传送门:【HDU】1534 Schedule Problem
题目分析:比较简单的差分约束。
每个任务X设一个开始时间Xs,结束时间Xe。
如果任务X需要时间t完成。设不等式:Xe - Xs >= t , Xs - Xe >= -t
SAS X Y:Xs - Ys >= 0
SAF X Y:Xs - Ye >= 0
FAS X Y:Xe - Ys >= 0
FAF X Y:Xe - Ye >= 0
最后将形如Y - X >= d的不等式建边( X , Y , d ),跑一遍spfa最长路,如果无正权环则有解,d[ i ](1 <= i <= n)则为第i个任务的满足条件的最小开始时间。如果有正权环出现则无解。
题目坑的不行啊,一个数据范围都没有给。
代码如下:
#include <cstdio>
#include <cstring>
#include <algorithm>
using namespace std ;
#define REP( i , a , b ) for ( int i = ( a ) ; i < ( b ) ; ++ i )
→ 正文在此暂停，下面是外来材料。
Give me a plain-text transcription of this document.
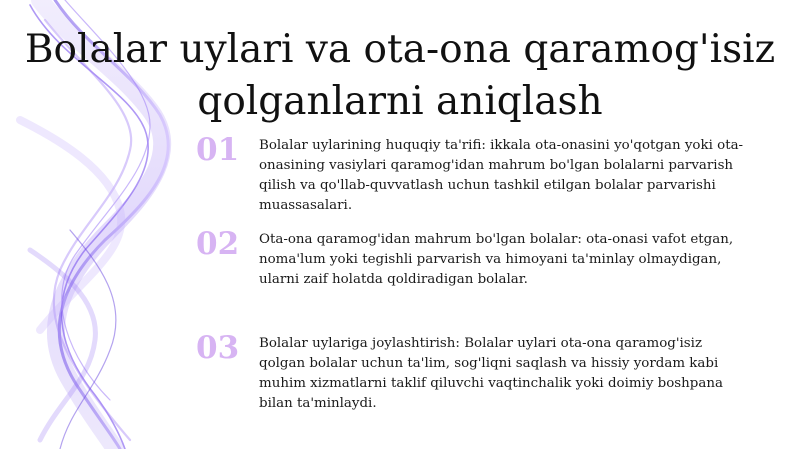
Bolalar uylari va ota-ona qaramog'isiz qolganlarni aniqlash
01	Bolalar uylarining huquqiy ta'rifi: ikkala ota-onasini yo'qotgan yoki ota-onasining vasiylari qaramog'idan mahrum bo'lgan bolalarni parvarish qilish va qo'llab-quvvatlash uchun tashkil etilgan bolalar parvarishi muassasalari.

02	Ota-ona qaramog'idan mahrum bo'lgan bolalar: ota-onasi vafot etgan, noma'lum yoki tegishli parvarish va himoyani ta'minlay olmaydigan, ularni zaif holatda qoldiradigan bolalar.

03	Bolalar uylariga joylashtirish: Bolalar uylari ota-ona qaramog'isiz qolgan bolalar uchun ta'lim, sog'liqni saqlash va hissiy yordam kabi muhim xizmatlarni taklif qiluvchi vaqtinchalik yoki doimiy boshpana bilan ta'minlaydi.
#define FOR( i , a , b ) for ( int i = ( a ) ; i <= ( b ) ; ++ i )
#define REV( i , a , b ) for ( int i = ( a ) ; i >= ( b ) ; -- i )
#define CLR( a , x ) memset ( a , x , sizeof a )
#define CPY( a , x ) memcpy ( a , x , sizeof a )
const int MAXN = 400 ;
const int MAXE = 1000000 ;
const int INF = 0x3f3f3f3f ;
struct Edge {
int v , c ;
Edge* next ;
} E[MAXE] , *H[MAXN] , *cur ;
int d[MAXN] ;
int Q[MAXN] , head , tail ;
bool inq[MAXN] ;
int in[MAXN] ;
int n ;
void init () {
cur = E ;
CLR ( H , 0 ) ;
}
void addedge ( int u , int v , int c ) {
cur -> v = v ;
cur -> c = c ;
cur -> next = H[u] ;
H[u] = cur ++ ;
}
bool spfa () {
CLR ( in , 0 ) ;
CLR ( inq , 0 ) ;
FOR ( i , 0 , n << 1 ) d[i] = -INF ;
head = tail = 0 ;
d[0] = 0 ;
Q[tail ++] = 0 ;
while ( head != tail ) {
int u = Q[head ++] ;
if ( head == MAXN ) head = 0 ;
inq[u] = 0 ;
for ( Edge* e = H[u] ; e ; e = e -> next ) {
int v = e -> v ;
if ( d[v] < d[u] + e -> c ) {
d[v] = d[u] + e -> c ;
if ( !inq[v] ) {
if ( ++ in[v] > 2 * n + 1 ) return 0 ;
inq[v] = 1 ;
Q[tail ++] = v ;
if ( tail == MAXN ) tail = 0 ;
}
}
}
}
return 1 ;
}
void solve () {
int x , y ;
char s[5] ;
init () ;
FOR ( i , 1 , n ) addedge ( 0 , i , 0 ) ;
FOR ( i , 1 , n ) {
scanf ( "%d" , &x ) ;
addedge ( i , i + n , x ) ;
addedge ( i + n , i , -x ) ;
}
while ( ~scanf ( "%s" , s ) && s[0] != '#' ) {
scanf ( "%d%d" , &x , &y ) ;
if ( s[0] == 'S' ) {
if ( s[2] == 'S' ) addedge ( y , x , 0 ) ;
else addedge ( y + n , x , 0 ) ;
} else {
if ( s[2] == 'S' ) addedge ( y , x + n , 0 ) ;
else addedge ( y + n , x + n , 0 ) ;
}
}
if ( spfa () ) FOR ( i , 1 , n ) printf ( "%d %d\n" , i , d[i] ) ;
else printf ( "impossible\n" ) ;
}
int main () {
int cas = 0 ;
while ( ~scanf ( "%d" , &n ) && n ) {
if ( cas ) printf ( "\n" ) ;
printf ( "Case %d:\n" , ++ cas ) ;
solve () ;
}
return 0 ;
}